Progress in Implementing Clinical Governance in Primary Care: Lessons for the New Primary Care Trusts
HC 100, Session 2006-2007: Report by the Comptroller and Auditor General
- National Audit Office (NAO)
- TSO (The Stationery Office)
Primary Care Trusts (PCTs) are responsible at the local NHS level for the statutory "duty of care", largely through implementing clinical governance. The concept of clinical governance aims to improve continuously the overall standard of clinical care; reduce variations in outcomes of, and access to, services; and ensure that local decisions are based on the most up to date evidence of what is known to be effective. The key principles of clinical governance are a coherent approach to quality improvement, clear lines of accountability for clinical quality systems and effective processes for identifying and managing risk and addressing poor performance.
Clinical governance, implemented effectively, can provide PCT Chief Executives with assurance that healthcare, whether provided directly or commissioned from other providers, is both safe and of good quality. This report, 'Progress in Implementing Clinical Governance in Primary Care: Lessons for the New Primary Care Trusts (HC 100)', finds that the organisational structures and processes for clinical governance have largely been put in place at PCT level. But progress in implementing the different components of clinical governance varies both within and between PCTs. More needs to be done to provide assurance about the performance of General Practitioners and the systems which protect the safety of patients.

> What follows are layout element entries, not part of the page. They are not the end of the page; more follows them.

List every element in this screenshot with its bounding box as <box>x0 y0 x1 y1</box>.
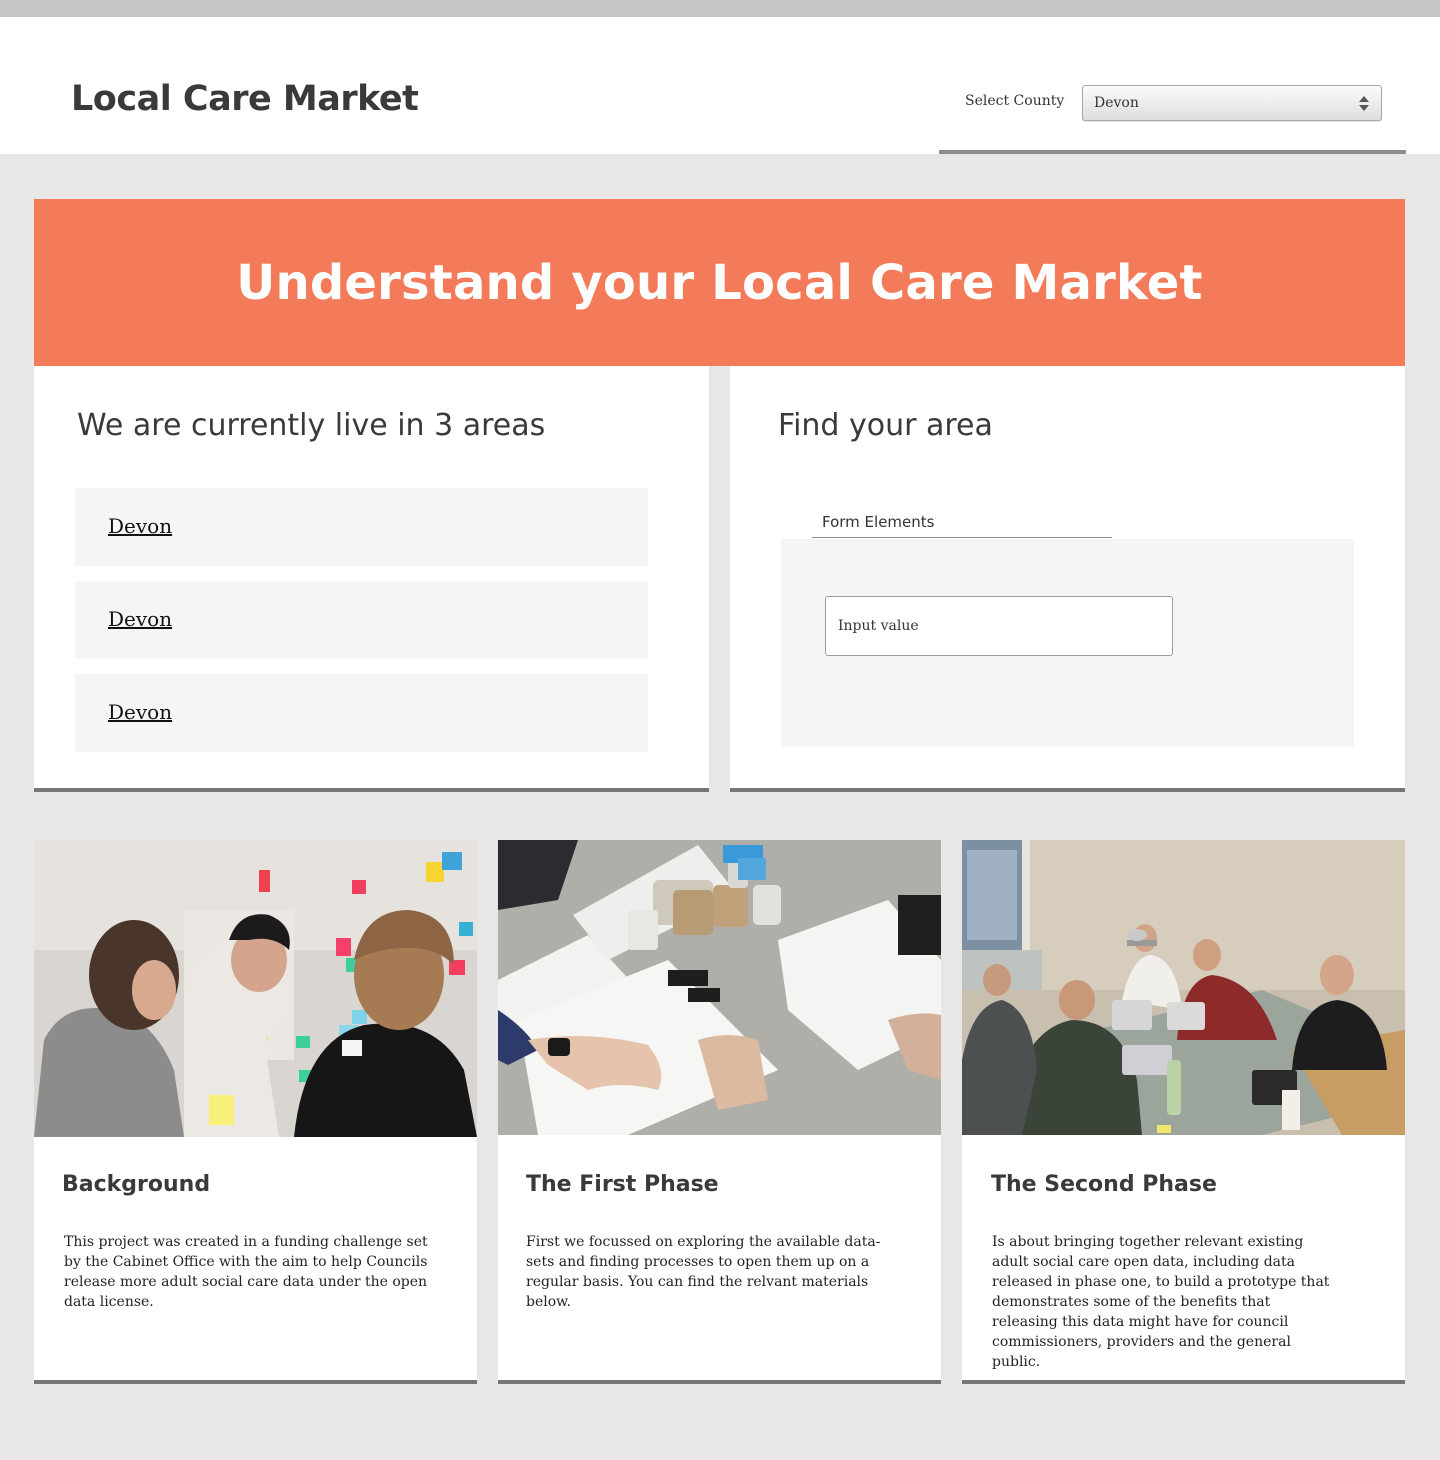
county-select[interactable]: Devon <box>1082 85 1382 121</box>
area-link[interactable]: Devon <box>108 607 172 631</box>
top-strip <box>0 0 1440 17</box>
first-phase-card: The First Phase First we focussed on exp… <box>498 840 941 1384</box>
select-arrows-icon <box>1359 95 1369 113</box>
live-areas-panel: We are currently live in 3 areas Devon D… <box>34 366 709 792</box>
background-card: Background This project was created in a… <box>34 840 477 1384</box>
county-select-label: Select County <box>965 93 1065 109</box>
county-select-value: Devon <box>1094 95 1139 111</box>
card-text: Is about bringing together relevant exis… <box>992 1234 1330 1370</box>
hero-title: Understand your Local Care Market <box>236 255 1203 311</box>
find-area-heading: Find your area <box>778 408 993 443</box>
card-title: Background <box>62 1172 211 1197</box>
live-areas-heading: We are currently live in 3 areas <box>77 408 546 443</box>
card-text: This project was created in a funding ch… <box>64 1234 428 1310</box>
header-underline <box>939 150 1406 154</box>
second-phase-card: The Second Phase Is about bringing toget… <box>962 840 1405 1384</box>
hero-banner: Understand your Local Care Market <box>34 199 1405 366</box>
card-title: The First Phase <box>526 1172 719 1197</box>
card-title: The Second Phase <box>991 1172 1217 1197</box>
area-search-input[interactable] <box>825 596 1173 656</box>
team-meeting-photo <box>962 840 1405 1135</box>
workshop-photo-wall <box>34 840 477 1137</box>
site-title[interactable]: Local Care Market <box>71 79 419 119</box>
area-link[interactable]: Devon <box>108 700 172 724</box>
area-list-item: Devon <box>75 488 648 566</box>
area-link[interactable]: Devon <box>108 514 172 538</box>
tab-form-elements-label: Form Elements <box>822 513 935 531</box>
area-list-item: Devon <box>75 581 648 659</box>
site-header: Local Care Market Select County Devon <box>0 17 1440 154</box>
area-list-item: Devon <box>75 674 648 752</box>
find-area-panel: Find your area Form Elements <box>730 366 1405 792</box>
tab-form-elements[interactable]: Form Elements <box>812 513 1112 538</box>
form-box <box>781 539 1354 747</box>
workshop-photo-table <box>498 840 941 1135</box>
card-text: First we focussed on exploring the avail… <box>526 1234 881 1310</box>
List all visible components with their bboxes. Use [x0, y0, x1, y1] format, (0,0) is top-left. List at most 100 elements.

Key features of those PCTs that can demonstrate consistent improvements in quality include effective clinical leadership, maintaining the capacity to deliver services, ensuring the quality of the patient experience and improving services based on lessons from complaints and patient safety incidents. The higher performing PCTs are characterised by: availability and accessibility of information to support evidence-based medicine; all staff appraised against an agreed work and development programme; service users involved in service development; clear action plans developed in response to clinical risks; and underperformance by clinical staff addressed by clear management procedures.